Ähnlich wie OUYA war der GameStick vom Hersteller PlayJam ein großer Erfolg auf dem Crowdfunding-Portal Kickstarter. Die Android-basierte Spielkonsole wurde Anfang des Jahres erfolgreich finanziert. Die anvisierten 100.000 US-Dollar kamen innerhalb einiger Tage zusammen, am Schluss waren es fast 650.000 Dollar. Und diese nutzten die Verantwortlichen, um ihre Konsole zu verbessern. Der geplante Launch im April 2013 wurde zwar nicht eingehalten, doch das Warten soll sich gelohnt haben. Jetzt wird der GameStick weltweit erscheinen – am 29. Oktober 2013.

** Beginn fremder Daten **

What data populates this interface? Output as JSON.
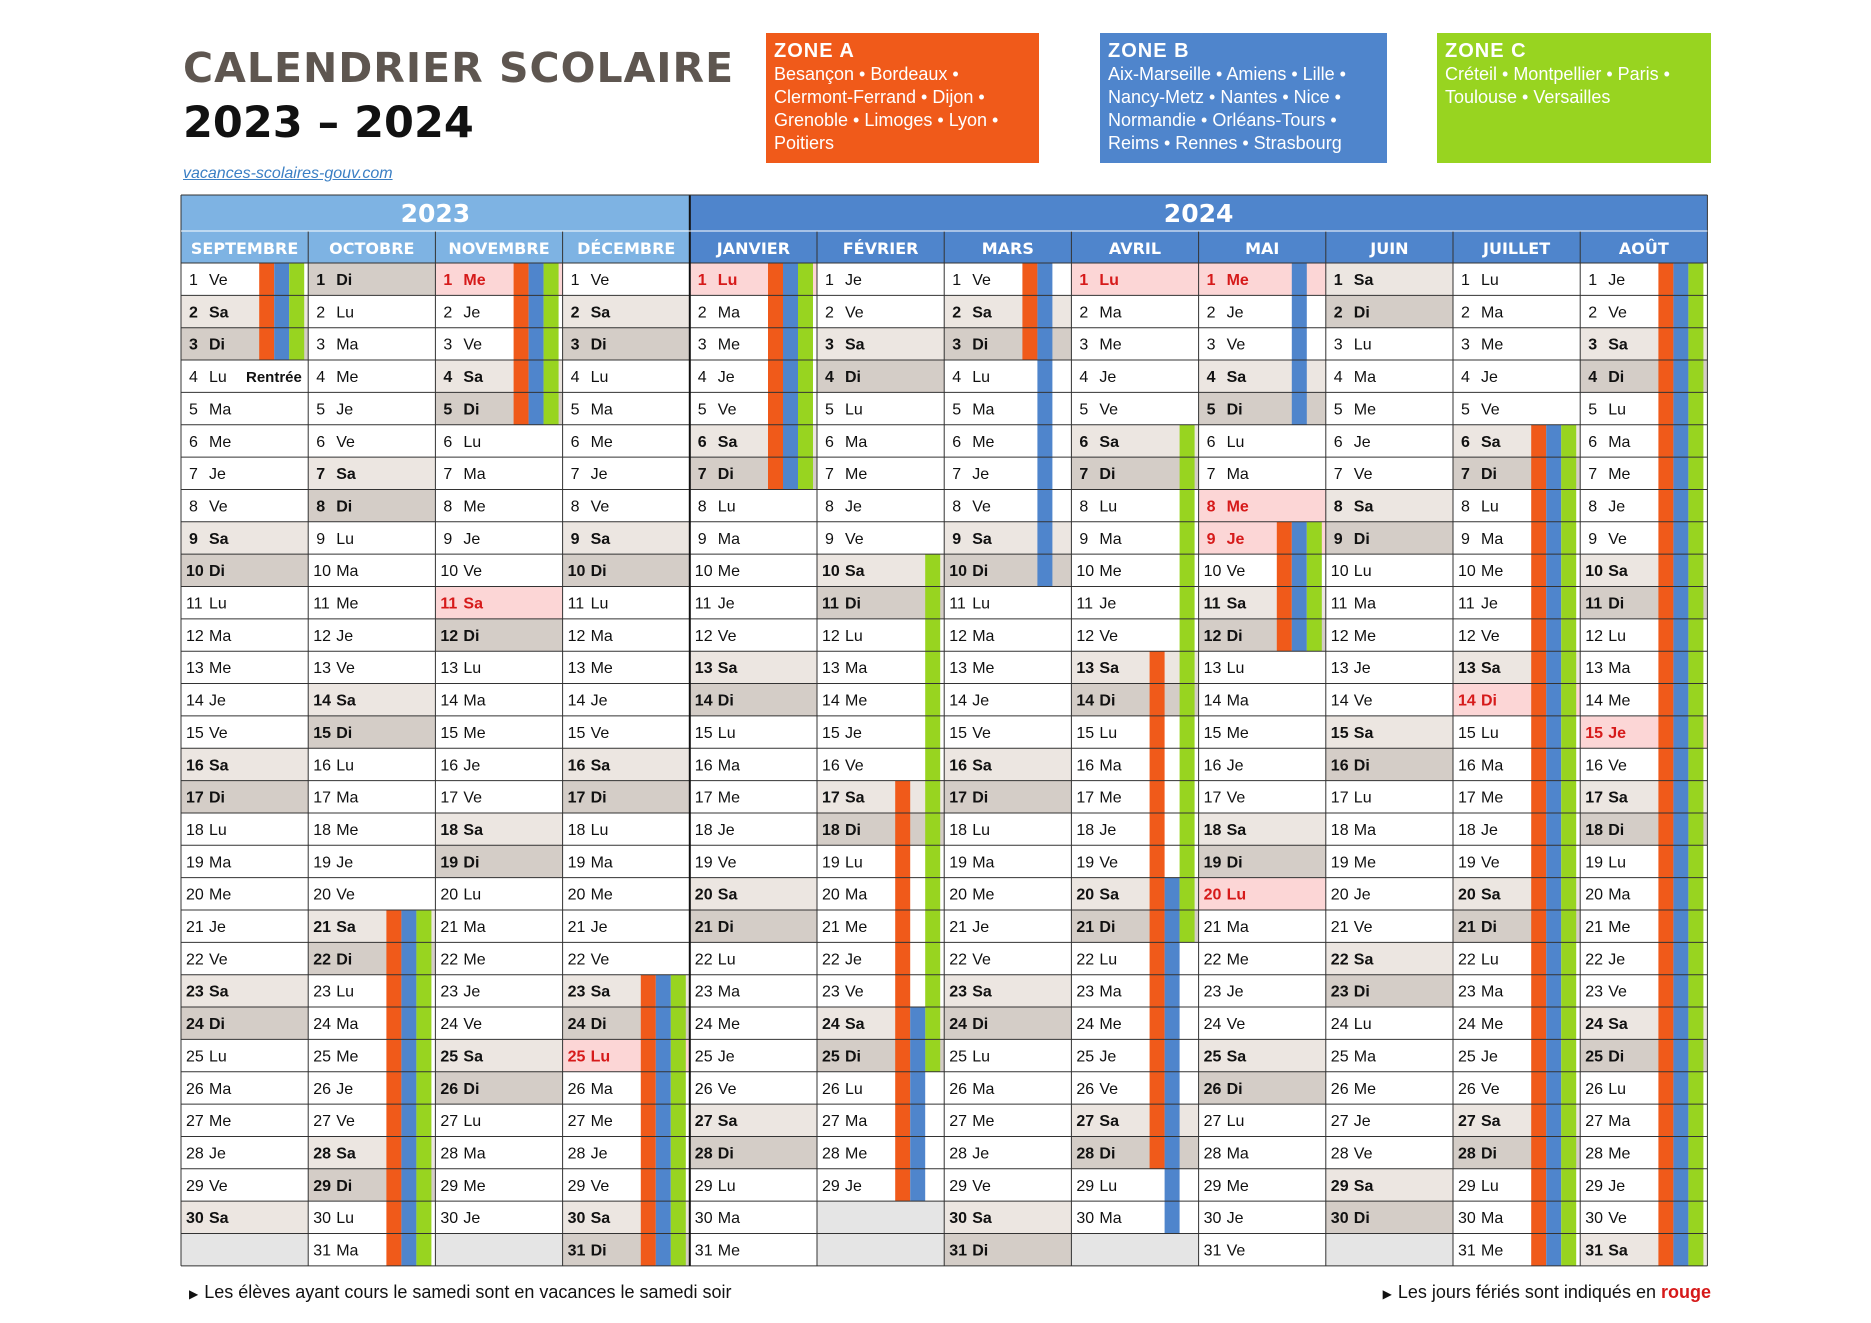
{
  "header": {
    "title_line1": "CALENDRIER SCOLAIRE",
    "title_line2": "2023 – 2024",
    "website": "vacances-scolaires-gouv.com"
  },
  "zones": [
    {
      "name": "ZONE A",
      "cities": "Besançon • Bordeaux • Clermont-Ferrand • Dijon • Grenoble • Limoges • Lyon • Poitiers",
      "color": "#f05a1a"
    },
    {
      "name": "ZONE B",
      "cities": "Aix-Marseille • Amiens • Lille • Nancy-Metz • Nantes • Nice • Normandie • Orléans-Tours • Reims • Rennes • Strasbourg",
      "color": "#4f85cc"
    },
    {
      "name": "ZONE C",
      "cities": "Créteil • Montpellier • Paris • Toulouse • Versailles",
      "color": "#98d420"
    }
  ],
  "years": [
    "2023",
    "2024"
  ],
  "months": [
    {
      "name": "SEPTEMBRE",
      "days": 30,
      "start_dow": 4,
      "holidays": []
    },
    {
      "name": "OCTOBRE",
      "days": 31,
      "start_dow": 6,
      "holidays": []
    },
    {
      "name": "NOVEMBRE",
      "days": 30,
      "start_dow": 2,
      "holidays": [
        1,
        11
      ]
    },
    {
      "name": "DÉCEMBRE",
      "days": 31,
      "start_dow": 4,
      "holidays": [
        25
      ]
    },
    {
      "name": "JANVIER",
      "days": 31,
      "start_dow": 0,
      "holidays": [
        1
      ]
    },
    {
      "name": "FÉVRIER",
      "days": 29,
      "start_dow": 3,
      "holidays": []
    },
    {
      "name": "MARS",
      "days": 31,
      "start_dow": 4,
      "holidays": []
    },
    {
      "name": "AVRIL",
      "days": 30,
      "start_dow": 0,
      "holidays": [
        1
      ]
    },
    {
      "name": "MAI",
      "days": 31,
      "start_dow": 2,
      "holidays": [
        1,
        8,
        9,
        20
      ]
    },
    {
      "name": "JUIN",
      "days": 30,
      "start_dow": 5,
      "holidays": []
    },
    {
      "name": "JUILLET",
      "days": 31,
      "start_dow": 0,
      "holidays": [
        14
      ]
    },
    {
      "name": "AOÛT",
      "days": 31,
      "start_dow": 3,
      "holidays": [
        15
      ]
    }
  ],
  "weekday_abbr": [
    "Lu",
    "Ma",
    "Me",
    "Je",
    "Ve",
    "Sa",
    "Di"
  ],
  "rentree": {
    "month": 0,
    "day": 4,
    "label": "Rentrée"
  },
  "vacation_bars": [
    {
      "month": 0,
      "zone": "A",
      "from": 1,
      "to": 3
    },
    {
      "month": 0,
      "zone": "B",
      "from": 1,
      "to": 3
    },
    {
      "month": 0,
      "zone": "C",
      "from": 1,
      "to": 3
    },
    {
      "month": 1,
      "zone": "A",
      "from": 21,
      "to": 31
    },
    {
      "month": 1,
      "zone": "B",
      "from": 21,
      "to": 31
    },
    {
      "month": 1,
      "zone": "C",
      "from": 21,
      "to": 31
    },
    {
      "month": 2,
      "zone": "A",
      "from": 1,
      "to": 5
    },
    {
      "month": 2,
      "zone": "B",
      "from": 1,
      "to": 5
    },
    {
      "month": 2,
      "zone": "C",
      "from": 1,
      "to": 5
    },
    {
      "month": 3,
      "zone": "A",
      "from": 23,
      "to": 31
    },
    {
      "month": 3,
      "zone": "B",
      "from": 23,
      "to": 31
    },
    {
      "month": 3,
      "zone": "C",
      "from": 23,
      "to": 31
    },
    {
      "month": 4,
      "zone": "A",
      "from": 1,
      "to": 7
    },
    {
      "month": 4,
      "zone": "B",
      "from": 1,
      "to": 7
    },
    {
      "month": 4,
      "zone": "C",
      "from": 1,
      "to": 7
    },
    {
      "month": 5,
      "zone": "C",
      "from": 10,
      "to": 25
    },
    {
      "month": 5,
      "zone": "A",
      "from": 17,
      "to": 29
    },
    {
      "month": 5,
      "zone": "B",
      "from": 24,
      "to": 29
    },
    {
      "month": 6,
      "zone": "A",
      "from": 1,
      "to": 3
    },
    {
      "month": 6,
      "zone": "B",
      "from": 1,
      "to": 10
    },
    {
      "month": 7,
      "zone": "A",
      "from": 13,
      "to": 28
    },
    {
      "month": 7,
      "zone": "B",
      "from": 20,
      "to": 30
    },
    {
      "month": 7,
      "zone": "C",
      "from": 6,
      "to": 21
    },
    {
      "month": 8,
      "zone": "B",
      "from": 1,
      "to": 5
    },
    {
      "month": 8,
      "zone": "A",
      "from": 9,
      "to": 12
    },
    {
      "month": 8,
      "zone": "B",
      "from": 9,
      "to": 12
    },
    {
      "month": 8,
      "zone": "C",
      "from": 9,
      "to": 12
    },
    {
      "month": 10,
      "zone": "A",
      "from": 6,
      "to": 31
    },
    {
      "month": 10,
      "zone": "B",
      "from": 6,
      "to": 31
    },
    {
      "month": 10,
      "zone": "C",
      "from": 6,
      "to": 31
    },
    {
      "month": 11,
      "zone": "A",
      "from": 1,
      "to": 31
    },
    {
      "month": 11,
      "zone": "B",
      "from": 1,
      "to": 31
    },
    {
      "month": 11,
      "zone": "C",
      "from": 1,
      "to": 31
    }
  ],
  "colors": {
    "year_2023_bg": "#7eb3e3",
    "year_2024_bg": "#4f85cc",
    "saturday_bg": "#ece6e1",
    "sunday_bg": "#d4cdc7",
    "holiday_bg": "#fcd6d6",
    "holiday_text": "#d61a1a",
    "empty_bg": "#e5e5e5",
    "grid": "#333333"
  },
  "footer": {
    "note_left": "Les élèves ayant cours le samedi sont en vacances le samedi soir",
    "note_right_prefix": "Les jours fériés sont indiqués en",
    "note_right_red": "rouge"
  }
}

Der GameStick ist auf den ersten Blick in der Tat kaum mehr als ein HDMI-Stick, wie es sie schon viele gibt. Das Gerät wird an einen HDTV angeschlossen, schon könnt ihr die Inhalte in Windeseile nutzen. Dank Android-Basis erhaltet ihr potentiell Zugang zu zahlreichen Apps und vor allem Spielen. Direkten Zugriff auf Google Play bekommt ihr nicht, stattdessen gibt’s einen eigenen Store mit extra angepassten Games. Das macht Sinn, schließlich gehört zum Gamestick noch ein  vollwertiger Controller mit typischen Buttons und zwei Analogsticks. Beim Transport verstaut ihr den HDMI-Stick direkt im Gamepad auf der Rückseite. Wie praktisch.

Technisch sollte aber niemand Highend-Hardware erwarten. Verbaut wird ein Cortex A9-Prozessor, der Unterstützung von einer MALI-400 Grafikeinheit erhält. Das sind mittlerweile günstige Komponenten, die auch in Billig-Smartphones stecken. Hinzu gesellen sich Bluetooth 4.0, WIFI 802.11 b/g/n, ein microSD-Kartenslot (maximal 32GB) und 8GB integrierter Speicher.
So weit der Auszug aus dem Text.